Un artiste afghan qui n'est pas contre Bush ? C'est sans intérêt…

Dans le portrait que Florence Colombani esquisse d'un auteur et cinéaste afghan, c'est à peine si le mot Amérique, tous ses dérivés, ou le nom d'une quelconque personnalité américaine est prononcé, et cela alors que c'est précisément à un VIP afghan que la question devrait être posée ; le vaste appareil militaire américain étant présent dans le pays depuis plus de deux ans (après avoir fait tomber le joug totalitaire des talibans), ne serait-il pas parmi les premiers concernés ? (D'autant plus que Thomas Sotinel décrit le film comme "une représentation extraordinairement vivante d'un monde en guerre"…)

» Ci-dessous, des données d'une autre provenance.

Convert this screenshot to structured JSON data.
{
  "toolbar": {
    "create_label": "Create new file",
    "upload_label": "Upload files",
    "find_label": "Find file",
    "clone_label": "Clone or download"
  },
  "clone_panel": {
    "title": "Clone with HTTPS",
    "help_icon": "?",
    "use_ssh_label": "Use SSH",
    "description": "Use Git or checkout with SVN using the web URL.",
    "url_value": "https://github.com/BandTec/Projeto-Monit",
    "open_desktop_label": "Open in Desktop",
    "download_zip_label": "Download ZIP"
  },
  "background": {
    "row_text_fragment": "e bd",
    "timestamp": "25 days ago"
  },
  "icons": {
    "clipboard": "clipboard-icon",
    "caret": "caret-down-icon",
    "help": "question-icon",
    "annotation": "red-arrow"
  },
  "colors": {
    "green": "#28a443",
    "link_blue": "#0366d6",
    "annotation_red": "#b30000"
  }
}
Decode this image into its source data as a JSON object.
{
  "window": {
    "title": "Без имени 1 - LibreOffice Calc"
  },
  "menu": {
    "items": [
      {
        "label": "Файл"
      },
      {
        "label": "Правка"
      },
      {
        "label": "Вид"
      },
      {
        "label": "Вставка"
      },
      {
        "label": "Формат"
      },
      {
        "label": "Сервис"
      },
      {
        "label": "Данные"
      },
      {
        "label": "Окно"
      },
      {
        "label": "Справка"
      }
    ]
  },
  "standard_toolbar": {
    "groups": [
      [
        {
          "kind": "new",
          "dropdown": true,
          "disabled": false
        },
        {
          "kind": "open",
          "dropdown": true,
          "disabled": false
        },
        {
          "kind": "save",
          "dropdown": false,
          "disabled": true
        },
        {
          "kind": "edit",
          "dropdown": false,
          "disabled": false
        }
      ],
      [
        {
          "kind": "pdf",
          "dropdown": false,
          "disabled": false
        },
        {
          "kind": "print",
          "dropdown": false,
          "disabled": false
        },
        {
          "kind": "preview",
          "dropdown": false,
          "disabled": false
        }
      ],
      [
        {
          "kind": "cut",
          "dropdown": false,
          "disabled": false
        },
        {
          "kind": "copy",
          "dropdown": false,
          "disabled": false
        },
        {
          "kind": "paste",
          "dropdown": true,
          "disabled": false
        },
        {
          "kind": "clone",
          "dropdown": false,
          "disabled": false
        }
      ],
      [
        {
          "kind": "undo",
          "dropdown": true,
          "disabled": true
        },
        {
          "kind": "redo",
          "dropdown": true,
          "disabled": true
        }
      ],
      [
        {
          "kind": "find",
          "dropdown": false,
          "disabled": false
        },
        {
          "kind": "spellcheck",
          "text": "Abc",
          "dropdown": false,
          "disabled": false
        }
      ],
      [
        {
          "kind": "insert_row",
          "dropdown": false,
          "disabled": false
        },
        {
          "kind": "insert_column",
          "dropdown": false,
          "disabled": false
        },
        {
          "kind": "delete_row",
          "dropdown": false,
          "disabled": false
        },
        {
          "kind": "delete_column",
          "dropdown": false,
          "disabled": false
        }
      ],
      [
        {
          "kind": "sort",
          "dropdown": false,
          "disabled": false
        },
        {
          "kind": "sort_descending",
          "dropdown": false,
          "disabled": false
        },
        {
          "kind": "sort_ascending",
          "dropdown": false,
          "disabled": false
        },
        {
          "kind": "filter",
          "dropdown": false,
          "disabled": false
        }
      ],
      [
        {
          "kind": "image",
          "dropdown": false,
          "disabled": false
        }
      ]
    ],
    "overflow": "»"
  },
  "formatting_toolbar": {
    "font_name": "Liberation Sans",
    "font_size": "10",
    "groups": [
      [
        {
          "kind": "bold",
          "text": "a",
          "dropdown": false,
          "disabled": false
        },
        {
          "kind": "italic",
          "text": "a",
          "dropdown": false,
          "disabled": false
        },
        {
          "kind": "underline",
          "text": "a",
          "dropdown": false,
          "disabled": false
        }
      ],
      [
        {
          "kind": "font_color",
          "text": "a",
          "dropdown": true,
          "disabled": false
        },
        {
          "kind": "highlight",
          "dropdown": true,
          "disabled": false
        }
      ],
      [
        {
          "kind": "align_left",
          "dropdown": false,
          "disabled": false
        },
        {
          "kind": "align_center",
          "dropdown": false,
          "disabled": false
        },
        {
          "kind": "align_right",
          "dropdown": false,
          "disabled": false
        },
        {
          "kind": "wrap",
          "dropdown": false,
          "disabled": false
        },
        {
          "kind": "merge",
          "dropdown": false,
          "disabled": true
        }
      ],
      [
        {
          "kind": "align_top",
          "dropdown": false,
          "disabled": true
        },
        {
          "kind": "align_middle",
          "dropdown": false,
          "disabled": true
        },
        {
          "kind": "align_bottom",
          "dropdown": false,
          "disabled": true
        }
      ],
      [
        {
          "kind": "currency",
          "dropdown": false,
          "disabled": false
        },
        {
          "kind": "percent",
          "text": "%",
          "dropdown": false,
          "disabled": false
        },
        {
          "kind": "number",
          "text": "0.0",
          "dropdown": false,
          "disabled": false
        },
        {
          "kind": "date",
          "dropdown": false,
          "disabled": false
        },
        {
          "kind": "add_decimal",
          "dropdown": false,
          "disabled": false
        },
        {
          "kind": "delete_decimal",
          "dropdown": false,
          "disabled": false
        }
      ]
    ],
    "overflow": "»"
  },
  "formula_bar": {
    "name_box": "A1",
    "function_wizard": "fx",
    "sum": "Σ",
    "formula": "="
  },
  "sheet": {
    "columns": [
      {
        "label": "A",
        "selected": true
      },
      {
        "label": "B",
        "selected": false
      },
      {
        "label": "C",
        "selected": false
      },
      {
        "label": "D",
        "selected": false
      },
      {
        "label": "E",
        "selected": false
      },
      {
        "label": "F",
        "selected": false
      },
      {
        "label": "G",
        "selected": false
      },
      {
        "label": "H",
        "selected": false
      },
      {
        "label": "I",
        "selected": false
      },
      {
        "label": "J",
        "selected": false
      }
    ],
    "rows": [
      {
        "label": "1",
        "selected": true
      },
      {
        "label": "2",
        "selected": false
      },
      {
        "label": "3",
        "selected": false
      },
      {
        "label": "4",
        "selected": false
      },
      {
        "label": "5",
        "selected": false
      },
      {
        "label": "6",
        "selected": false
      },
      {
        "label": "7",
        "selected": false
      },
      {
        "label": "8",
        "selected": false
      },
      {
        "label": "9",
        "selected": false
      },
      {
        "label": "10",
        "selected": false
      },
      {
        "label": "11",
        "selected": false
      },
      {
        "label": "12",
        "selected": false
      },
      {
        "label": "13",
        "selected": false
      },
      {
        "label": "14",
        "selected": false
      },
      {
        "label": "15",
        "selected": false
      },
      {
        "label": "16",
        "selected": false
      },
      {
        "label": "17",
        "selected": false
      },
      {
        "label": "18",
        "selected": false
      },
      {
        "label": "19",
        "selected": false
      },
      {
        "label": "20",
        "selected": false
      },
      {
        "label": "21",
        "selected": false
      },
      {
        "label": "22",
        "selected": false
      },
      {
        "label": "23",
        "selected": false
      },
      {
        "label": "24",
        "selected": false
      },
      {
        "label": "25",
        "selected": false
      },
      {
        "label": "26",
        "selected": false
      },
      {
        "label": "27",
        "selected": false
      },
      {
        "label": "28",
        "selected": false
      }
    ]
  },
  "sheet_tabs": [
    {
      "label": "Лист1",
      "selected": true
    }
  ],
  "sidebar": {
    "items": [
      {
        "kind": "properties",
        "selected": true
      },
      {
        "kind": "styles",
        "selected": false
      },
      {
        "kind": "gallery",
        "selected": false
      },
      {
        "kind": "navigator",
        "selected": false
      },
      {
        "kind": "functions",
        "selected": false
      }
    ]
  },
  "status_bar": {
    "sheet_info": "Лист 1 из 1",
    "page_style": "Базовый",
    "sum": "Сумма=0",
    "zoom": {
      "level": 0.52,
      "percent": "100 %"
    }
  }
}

Tout au plus l'intervention US est mentionnée une seule fois, indirectement et au passif (!) :

Survient le 11 septembre 2001. Un mois après la chute des talibans, le romancier-cinéaste retourne en Afghanistan, après dix-huit ans d'exil.
Évidemment, comme Atiq Rahimi n'a pas dû accepter de faire de l'antiaméricanisme ou de parler contre Bush (c'est quand même grâce à Deubeliou — fût-ce indirectement — que, n'en déplaise à Florence Colombani, Atiq Rahimi a pu revenir dans son pays et y réaliser un film), le sujet n'est pas abordé du tout — exactement comme à l'accoutumée — dans son article…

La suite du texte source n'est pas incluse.